3 Role of EPR Oximetry in PET Hypoxia Calibration for Treatment Planning Based on Tumour Oxygenation

The bioreductive markers used for imaging hypoxia with PET have selective retention in the hypoxic cells according to the inhibition of the chemical reaction of metabolizing the tracer in the presence of oxygen. Thus, the intensity in the PET image results from the differential uptake rate of the tracer according to the local tissue oxygenation. Therefore, the function used for converting the intensities in the PET image to oxygen partial pressures could be obtained by fitting experimental data of the tracer uptake under various hypoxic conditions with equations describing the inhibition of chemical reactions. It is important to note that experimental data on tracer uptake in vitro showed that various tracers would provide different levels of uptake and discrimination between hypoxic levels [6, 10] and hence they will lead to different images according to their uptake characteristics. Consequently, they might impact differently on the treatment planning based on hypoxia tracer uptake [18, 19]. However, it is not known to what extent the uptake of cells in vitro can mimic the uptake in the complex environment in vivo. Therefore, the need for acquiring the calibration of the tracer uptake as function of pO2 in vivo is warranted.

Electron Paramagnetic Resonance (EPR) oximetry is an interesting technique that allows the absolute determination of the oxygen partial pressure in vivo. It was recently shown that it could be used to qualify or disqualify other oxygen imaging methods and that good correlation was found between EPR oxygen measurements and PET hypoxia imaging with the 18F-labelled nitroimidazole derivative FAZA [20]. The full potential of the technique could be further pursued for overcoming the most critical limitation of the current approach for treatment planning based on tumour hypoxia.

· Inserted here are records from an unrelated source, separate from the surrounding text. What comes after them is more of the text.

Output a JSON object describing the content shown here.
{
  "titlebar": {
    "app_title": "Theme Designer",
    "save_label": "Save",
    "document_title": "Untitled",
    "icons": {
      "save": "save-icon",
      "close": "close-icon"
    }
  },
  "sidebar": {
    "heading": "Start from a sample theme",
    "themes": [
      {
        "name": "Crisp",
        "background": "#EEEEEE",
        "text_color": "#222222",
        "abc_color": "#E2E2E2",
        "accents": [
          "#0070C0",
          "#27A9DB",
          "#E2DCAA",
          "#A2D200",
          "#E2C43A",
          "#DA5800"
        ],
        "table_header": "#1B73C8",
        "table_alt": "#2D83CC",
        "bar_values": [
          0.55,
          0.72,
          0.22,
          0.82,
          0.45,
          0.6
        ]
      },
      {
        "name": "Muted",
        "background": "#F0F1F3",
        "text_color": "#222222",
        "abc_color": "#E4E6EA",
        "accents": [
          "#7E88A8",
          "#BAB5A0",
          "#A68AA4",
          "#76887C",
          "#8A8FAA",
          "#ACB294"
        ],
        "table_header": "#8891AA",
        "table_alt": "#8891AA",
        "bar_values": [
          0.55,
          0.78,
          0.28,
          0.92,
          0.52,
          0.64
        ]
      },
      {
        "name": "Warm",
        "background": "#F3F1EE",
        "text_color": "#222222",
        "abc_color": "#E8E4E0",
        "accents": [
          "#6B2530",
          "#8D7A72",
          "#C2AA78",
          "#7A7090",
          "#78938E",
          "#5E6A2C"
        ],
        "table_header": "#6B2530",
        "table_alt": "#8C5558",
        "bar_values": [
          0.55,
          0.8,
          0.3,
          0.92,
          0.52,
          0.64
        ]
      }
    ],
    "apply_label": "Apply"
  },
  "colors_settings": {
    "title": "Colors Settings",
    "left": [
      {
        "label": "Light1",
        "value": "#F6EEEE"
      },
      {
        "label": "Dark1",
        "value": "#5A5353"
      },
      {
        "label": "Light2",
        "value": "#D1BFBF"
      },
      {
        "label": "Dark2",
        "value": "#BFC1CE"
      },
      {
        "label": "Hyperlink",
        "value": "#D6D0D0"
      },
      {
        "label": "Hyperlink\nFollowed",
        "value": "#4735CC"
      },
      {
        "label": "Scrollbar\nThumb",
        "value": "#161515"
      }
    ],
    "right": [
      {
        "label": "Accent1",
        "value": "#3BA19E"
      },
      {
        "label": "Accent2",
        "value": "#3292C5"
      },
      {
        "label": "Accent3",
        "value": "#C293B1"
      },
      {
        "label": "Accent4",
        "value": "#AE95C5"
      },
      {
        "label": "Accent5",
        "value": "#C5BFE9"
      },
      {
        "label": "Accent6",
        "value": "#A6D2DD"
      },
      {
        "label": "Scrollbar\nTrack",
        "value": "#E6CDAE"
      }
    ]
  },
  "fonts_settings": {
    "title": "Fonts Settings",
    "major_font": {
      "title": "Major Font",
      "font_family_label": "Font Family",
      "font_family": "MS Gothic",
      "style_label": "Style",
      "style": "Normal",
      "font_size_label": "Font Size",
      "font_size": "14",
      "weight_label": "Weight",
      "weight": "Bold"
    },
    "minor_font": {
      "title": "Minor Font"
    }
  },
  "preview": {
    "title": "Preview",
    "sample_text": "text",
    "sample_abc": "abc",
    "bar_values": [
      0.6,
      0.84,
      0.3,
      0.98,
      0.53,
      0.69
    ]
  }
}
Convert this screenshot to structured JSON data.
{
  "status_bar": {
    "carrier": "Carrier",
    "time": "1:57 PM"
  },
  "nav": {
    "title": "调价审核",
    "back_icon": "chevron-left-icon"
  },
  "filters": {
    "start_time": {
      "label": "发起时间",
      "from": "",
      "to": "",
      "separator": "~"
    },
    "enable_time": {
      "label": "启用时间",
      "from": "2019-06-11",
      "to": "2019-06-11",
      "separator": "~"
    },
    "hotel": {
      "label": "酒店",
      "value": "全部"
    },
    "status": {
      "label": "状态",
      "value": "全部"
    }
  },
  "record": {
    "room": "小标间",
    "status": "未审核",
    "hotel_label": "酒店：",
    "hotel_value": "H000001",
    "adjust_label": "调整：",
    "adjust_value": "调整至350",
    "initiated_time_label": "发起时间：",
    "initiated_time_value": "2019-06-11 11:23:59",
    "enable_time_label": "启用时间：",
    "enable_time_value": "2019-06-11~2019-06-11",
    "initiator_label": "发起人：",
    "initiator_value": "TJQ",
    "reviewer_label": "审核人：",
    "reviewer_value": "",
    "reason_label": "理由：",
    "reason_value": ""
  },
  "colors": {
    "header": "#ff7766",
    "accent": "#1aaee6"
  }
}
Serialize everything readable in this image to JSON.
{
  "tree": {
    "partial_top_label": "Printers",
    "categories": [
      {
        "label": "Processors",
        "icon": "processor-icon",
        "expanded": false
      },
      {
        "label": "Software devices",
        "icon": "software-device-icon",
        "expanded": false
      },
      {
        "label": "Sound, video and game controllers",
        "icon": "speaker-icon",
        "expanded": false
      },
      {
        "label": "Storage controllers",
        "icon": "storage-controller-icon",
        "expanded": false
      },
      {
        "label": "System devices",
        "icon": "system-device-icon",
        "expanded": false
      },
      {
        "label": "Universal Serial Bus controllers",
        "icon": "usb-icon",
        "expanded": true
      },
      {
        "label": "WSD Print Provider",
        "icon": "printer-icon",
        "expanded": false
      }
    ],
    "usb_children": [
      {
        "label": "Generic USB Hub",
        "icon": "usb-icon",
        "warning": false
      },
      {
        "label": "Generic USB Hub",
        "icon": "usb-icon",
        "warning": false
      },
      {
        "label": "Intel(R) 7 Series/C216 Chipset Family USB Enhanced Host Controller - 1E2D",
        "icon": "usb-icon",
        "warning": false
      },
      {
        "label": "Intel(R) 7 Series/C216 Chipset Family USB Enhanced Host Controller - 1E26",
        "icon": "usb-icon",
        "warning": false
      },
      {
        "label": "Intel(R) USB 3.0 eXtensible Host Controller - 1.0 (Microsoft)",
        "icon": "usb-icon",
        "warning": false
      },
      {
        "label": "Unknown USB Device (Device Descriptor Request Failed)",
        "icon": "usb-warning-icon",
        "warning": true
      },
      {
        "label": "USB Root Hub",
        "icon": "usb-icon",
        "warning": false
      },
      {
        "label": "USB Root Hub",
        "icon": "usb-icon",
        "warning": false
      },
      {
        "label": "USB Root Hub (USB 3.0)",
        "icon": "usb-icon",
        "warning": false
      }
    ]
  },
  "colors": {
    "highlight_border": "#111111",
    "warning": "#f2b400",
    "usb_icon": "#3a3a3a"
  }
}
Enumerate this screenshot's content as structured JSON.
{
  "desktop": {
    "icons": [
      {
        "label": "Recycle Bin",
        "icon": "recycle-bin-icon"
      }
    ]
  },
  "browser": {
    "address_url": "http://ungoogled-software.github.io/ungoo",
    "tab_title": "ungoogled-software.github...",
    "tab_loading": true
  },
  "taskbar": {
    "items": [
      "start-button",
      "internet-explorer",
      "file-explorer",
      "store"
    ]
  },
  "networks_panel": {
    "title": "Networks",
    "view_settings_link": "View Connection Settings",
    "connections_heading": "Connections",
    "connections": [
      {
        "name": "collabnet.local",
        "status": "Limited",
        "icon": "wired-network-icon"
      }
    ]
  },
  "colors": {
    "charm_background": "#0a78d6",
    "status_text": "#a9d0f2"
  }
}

The method for EPR oximetry—PET hypoxia calibration proposed in this paper is illustrated in Fig. 19.1. Thus, pre-clinical EPR oxygen measurements on human HNSCC tumour xenographs in mice as well as in well oxygenated normal tissues together with subsequent hypoxia imaging with a microPET could provide the in vivo relationship between tracer uptake and pO2 that is needed for accurate quantification of tumour hypoxia. This calibration could be performed for several tracers that are available for PET hypoxia imaging.

Fig. 19.1
figure 1figure 1

Illustration of the experimental chain for calibration of the PET images taken with a hypoxic tracer based on absolute pO2 EPR measurements

The way these calibration curves are integrated in the dose planning chain going from the PET image to the dose distribution is illustrated in Fig. 19.2 for a head-and-neck cancer patient. However, the method has the potential to be used for other cancer types as long as suitable tumour xenografts are available for performing the pre-clinical EPR-based PET calibration.

Fig. 19.2
figure 2figure 2

Dose escalation factors for each voxel in the target relative to the homogeneous dose routinely prescribed could be determined if the relationship between the uptake of the tracer and the actual pO2 is determined based on EPR calibration and subsequently the relationship between pO2 and radiation sensitivity is employed

4 Conclusions

The proposed method for PET calibration with EPR would offer a significant advantage over proposals based on empirical conversions of the intensities in the PET images to relative radiosensitivities. Accurate quantification of PET hypoxia images would then be available and could provide an early identification of the clinical cases that might be suitable for dose escalation as well as the cases that could benefit from other counter-hypoxic measures.